Por Raúl Chamorro Mena
Madrid, 12-VII-2019, Teatro de la Zarzuela. Canciones y danzas para Dulcinea, suite para orquesta (Antón García Abril). El amor brujo, suite (Manuel de Falla). Concierto de Aranjuez (Joaquín Rodrigo). José Fernández Torres “Tomatito”, guitarra. Orquesta de la Comunidad de Madrid. Dirección musical: Víctor Pablo Pérez.
El gran reclamo de este concierto que ponía punto final a la temporada del Teatro de la Zarzuela lo constituía la presencia del prestigioso guitarrista flamenco de dinastía y estirpe, José Fernández Torres (Tomatito). Tanto, que parte del público (mucho de ocasión y que aplaudió después de cada movimiento de las obras interpretadas. No hay problema, algunas dosis de espontaneidad son siempre bienvenidas) pensaba que era un recital a solo del artista de raza gitana, que cimentó su reconocimiento como acompañante de cantaores como Enrique Morente, José Menese, Panseguito y, sobretodo, José Monje Cruz “Camarón de la Isla”, pero que también ha consolidado su alto nivel artístico como solista.
Uno de los problemas a los que se ha enfrentado la guitarra clásica de concierto para su consolidación en el repertorio de los auditorios y teatros es la limitación del instrumento en cuanto a sonoridad, lo que conlleva que, normalmente, cuente con amplificación como así ocurrió también en este concierto. El propio Joaquín Rodrigo manifestaba respecto de la orquestación del Concierto de Aranjuez, que debía ser “suficientemente resistente para dar consistencia a ese fantasma sonoro que es la guitarra y, al propio tiempo, tan ligera que no cubriera la sutil vaguedad del instrumento”. Una gran audacia la del músico murviedrés a la hora de componer una obra para guitarra y orquesta sin apenas precedentes en la historia moderna de la música y que, después de su estreno en 1940 por Regino Sainz de la Maza, alcanzó una popularidad inmensa, convirtiéndose, de hecho, en la obra más interpretada de nuestra música clásica y junto al algunas otras como los dos ballets de Falla o la Iberia de Albéniz, las que colocan a nuestro país en el mapa internacional de la misma, como también dotó de universalidad a la bella y Real ciudad a orillas del Tajo cuyo nombre ha portado por todo el Mundo.

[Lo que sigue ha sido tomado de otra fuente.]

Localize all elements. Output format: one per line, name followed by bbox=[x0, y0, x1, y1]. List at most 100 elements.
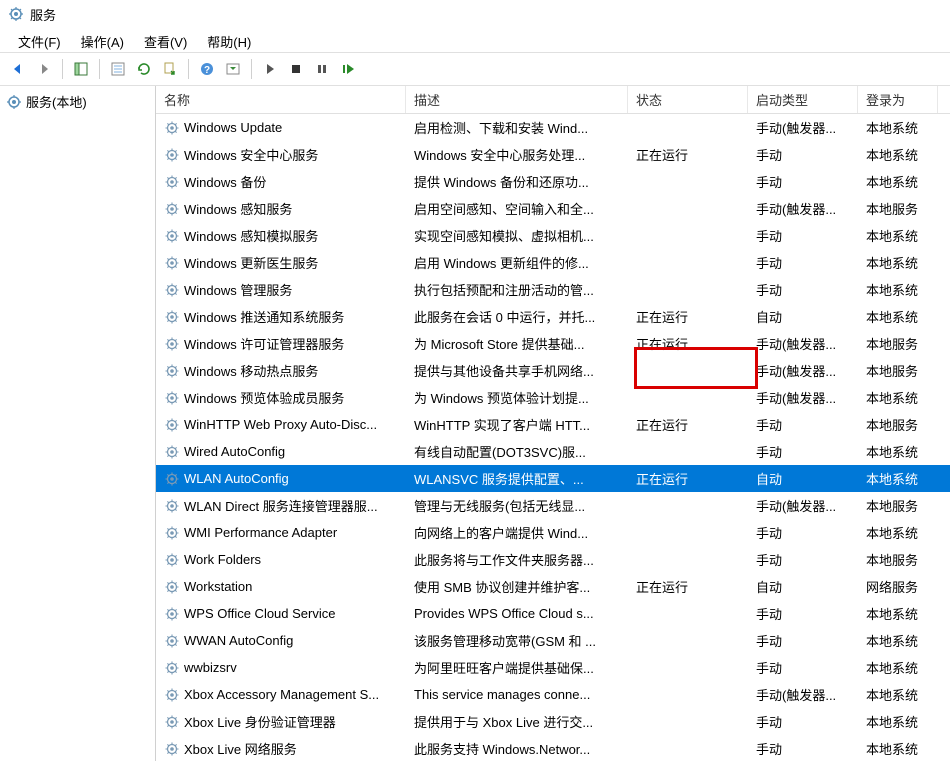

Lo primero que hay que decir es que una cosa es dominar la guitarra flamenca y otra la guitarra clásica de concierto, a lo que se añade que el Concierto de Aranjuez no es una obra con aires flamencos, ni folklóricos andaluces. De tal forma que pudo escucharse a un Tomatito como encorsetado, apagado, muy perdido y con problemas de afinación en el primer movimiento y sin terminar de asentarse ni aquilatar el sonido durante toda la interpretación, que resultó más bien gris. La propina flamenca, en su salsa, nos permitió apreciar la diferencia de soltura, de brillantez y dominio del instrumento por parte del guitarrista almeriense, que ante las ovaciones del público -que incluyeron un grito «Viva la madre que os parió» más propio de un tablao flamenco, volvió a ofrecer el archipopular adagio del concierto en el que pareció mostrarse más seguro y asentado. El acompañamiento de Victor Pablo Pérez al frente de una orquesta de la Comunidad de Madrid llena de carencias resultó particularmente anodino, sin nervio, sin fantasía, ni garbo alguno.
Todo esto fue en la segunda parte del evento. En el primer capítulo, Victor Pablo -que parece haberse apuntado a la moda de dirigir sin batuta- y la orquesta ofrecieron una interpretación digna y con oficio, pero sin vuelo, de las Canciones y danzas para Dulcinea, obra de 1985 de Antón García Abril, que se encontraba presente en la sala y fue invitado por Pablo a recibir los aplausos del público.
La suite de El amor Brujo de Manuel de Falla demostró, por un lado, la falta total de chispa, de pasión y de atmósferas de la caída y rutinaria dirección de Pablo y, por el otro, las limitaciones de una orquesta ayuna de refinamiento tímbrico, transparencia, empaste y color, con una cuerda particularmente débil.